Service Provider represents and warrants to Subscriber that:
1. It is in the business of providing the Solution;
2. The Solution are fit for the ordinary purposes for which they will be used;
3. It is the lawful licensee or owner of the Solution (excluding any Subscriber Data therein) and has all the necessary rights in the Solution to grant the use of the Solution to Subscriber;
4. To the knowledge of the Service Provider, the Solution and any other work performed by Service Provider hereunder shall not infringe upon any Canadian copyright, patent, trade secret, or other proprietary right, or misappropriate any trade secret, of any third-party, and that it has neither assigned nor otherwise entered into an agreement by which it purports to assign or transfer any right, title, or interest to any technology or intellectual property right that would conflict with its obligations under this Agreement;
5. It shall disclose any third-party (which shall, for purposes of this Agreement, be deemed a subcontractor) whose intellectual property is incorporated into the Solution or who is necessary for the performance of the Solution and it shall maintain in-force written agreements with such third-party, if any, for the term of the third-party relationship;
6. It has the expertise to perform the Solution in a competent, workmanlike, and professional manner and in accordance with the highest professional standards;
7. It will use all reasonable efforts to ensure that no computer viruses, malware, or similar items (collectively, a “Virus”) are introduced into Subscriber’s computing and network environment by the Solution, and that, where it transfers a Virus to Subscriber through the Solution, it shall reimburse Subscriber the actual cost incurred by Subscriber to remove or recover from the Virus, including the costs of persons employed by Subscriber;
8. The Solution are free of any mechanism which may disable the Solution;
9. In the case of Subscriber’s reasonable dispute of any Service Provider invoice, it shall not withhold the performance of Solution, including, without limitation, access and use of the Solution, Technical Support, and extract of Subscriber Data (as defined herein);
10. The Solution will conform in all material respects to the specifications, functions, descriptions, standards, and criteria set forth as expected based on acceptable industry standards;
11. For any breach of the above warranties by Service Provider, Service Provider will remit a Subscription Fee credit to Subscriber in the minimum amount equivalent to the pro-rated cost of the Solution to the Subscriber for the number of days which the Subscriber lost material functionality, or in an amount greater than the pro-rated amount that the Service Provider may offer in its sole discretion. The credit will be provided only towards any outstanding balance for services owed to Service Provider. Such credit shall represent Subscriber’s exclusive remedy, and Service Provider’s only liability, for the breach of the warranty under this Agreement; and
12. Service Provider will not unreasonably restrict or suspend Subscriber’s access to Solution.

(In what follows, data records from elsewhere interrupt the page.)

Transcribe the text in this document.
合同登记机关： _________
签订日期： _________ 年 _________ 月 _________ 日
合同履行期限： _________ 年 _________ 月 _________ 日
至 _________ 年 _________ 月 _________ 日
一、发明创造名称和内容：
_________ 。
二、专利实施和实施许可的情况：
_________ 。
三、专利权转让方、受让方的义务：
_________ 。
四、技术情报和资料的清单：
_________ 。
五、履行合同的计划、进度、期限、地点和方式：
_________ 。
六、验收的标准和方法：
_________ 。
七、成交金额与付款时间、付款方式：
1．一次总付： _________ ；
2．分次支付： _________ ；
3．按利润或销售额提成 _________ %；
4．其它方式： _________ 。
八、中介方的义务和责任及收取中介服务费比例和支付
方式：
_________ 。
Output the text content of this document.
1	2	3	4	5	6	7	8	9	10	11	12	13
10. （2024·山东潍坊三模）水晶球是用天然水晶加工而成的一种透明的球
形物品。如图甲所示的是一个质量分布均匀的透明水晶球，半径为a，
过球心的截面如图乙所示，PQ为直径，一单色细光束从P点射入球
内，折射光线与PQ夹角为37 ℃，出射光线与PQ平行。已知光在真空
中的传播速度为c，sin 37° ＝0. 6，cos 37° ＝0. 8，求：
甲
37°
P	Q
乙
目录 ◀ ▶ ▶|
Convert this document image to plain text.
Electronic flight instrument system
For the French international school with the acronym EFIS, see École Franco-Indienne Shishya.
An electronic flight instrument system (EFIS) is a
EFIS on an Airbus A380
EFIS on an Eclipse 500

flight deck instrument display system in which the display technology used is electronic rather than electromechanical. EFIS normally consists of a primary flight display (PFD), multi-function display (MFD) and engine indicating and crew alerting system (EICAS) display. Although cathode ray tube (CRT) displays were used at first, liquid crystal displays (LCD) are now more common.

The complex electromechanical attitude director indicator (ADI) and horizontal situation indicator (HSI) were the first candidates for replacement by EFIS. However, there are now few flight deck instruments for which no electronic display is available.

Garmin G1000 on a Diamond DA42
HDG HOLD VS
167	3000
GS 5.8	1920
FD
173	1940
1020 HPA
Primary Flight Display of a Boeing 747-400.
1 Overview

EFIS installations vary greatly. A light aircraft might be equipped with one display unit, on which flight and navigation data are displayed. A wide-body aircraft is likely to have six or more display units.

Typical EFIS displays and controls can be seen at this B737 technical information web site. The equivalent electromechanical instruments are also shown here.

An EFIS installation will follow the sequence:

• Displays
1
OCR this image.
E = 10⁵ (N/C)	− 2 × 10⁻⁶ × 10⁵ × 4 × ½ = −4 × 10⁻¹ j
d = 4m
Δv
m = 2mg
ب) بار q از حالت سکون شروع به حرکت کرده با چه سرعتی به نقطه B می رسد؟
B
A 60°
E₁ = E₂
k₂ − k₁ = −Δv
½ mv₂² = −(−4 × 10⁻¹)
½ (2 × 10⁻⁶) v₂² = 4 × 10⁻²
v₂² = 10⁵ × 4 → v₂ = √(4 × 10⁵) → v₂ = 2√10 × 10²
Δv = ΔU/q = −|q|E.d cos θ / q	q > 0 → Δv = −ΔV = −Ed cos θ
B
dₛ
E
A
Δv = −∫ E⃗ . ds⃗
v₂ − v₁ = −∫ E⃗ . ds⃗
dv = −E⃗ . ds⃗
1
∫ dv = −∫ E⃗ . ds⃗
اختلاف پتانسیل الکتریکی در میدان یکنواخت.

SERVICE PROVIDER DOES NOT GUARANTEE THAT THE SERVICES WILL BE PERFORMED ERROR-FREE OR UNINTERRUPTED, OR THAT SERVICE PROVIDER WILL CORRECT ALL SERVICE ERRORS. SUBSCRIBER ACKNOWLEDGE THAT SERVICE PROVIDER DOES NOT CONTROL THE TRANSFER OF DATA OVER COMMUNICATIONS FACILITIES, INCLUDING THE INTERNET, AND THAT THE SERVICES MAY BE SUBJECT TO LIMITATIONS, DELAYS, AND OTHER PROBLEMS INHERENT IN THE USE OF SUCH COMMUNICATIONS FACILITIES. SERVICE PROVIDER IS NOT RESPONSIBLE FOR ANY DELAYS, DELIVERY FAILURES, OR OTHER DAMAGE RESULTING FROM SUCH PROBLEMS.
TO THE GREATEST EXTENT PERMITTED BY LAW, THESE WARRANTIES ARE EXCLUSIVE AND THERE ARE NO OTHER EXPRESS OR IMPLIED WARRANTIES OR CONDITIONS INCLUDING FOR HARDWARE, SYSTEMS, NETWORKS, OR ENVIRONMENTS FOR MERCHANTABILITY, SATISFACTORY QUALITY AND FITNESS FOR A PARTICULAR PURPOSE.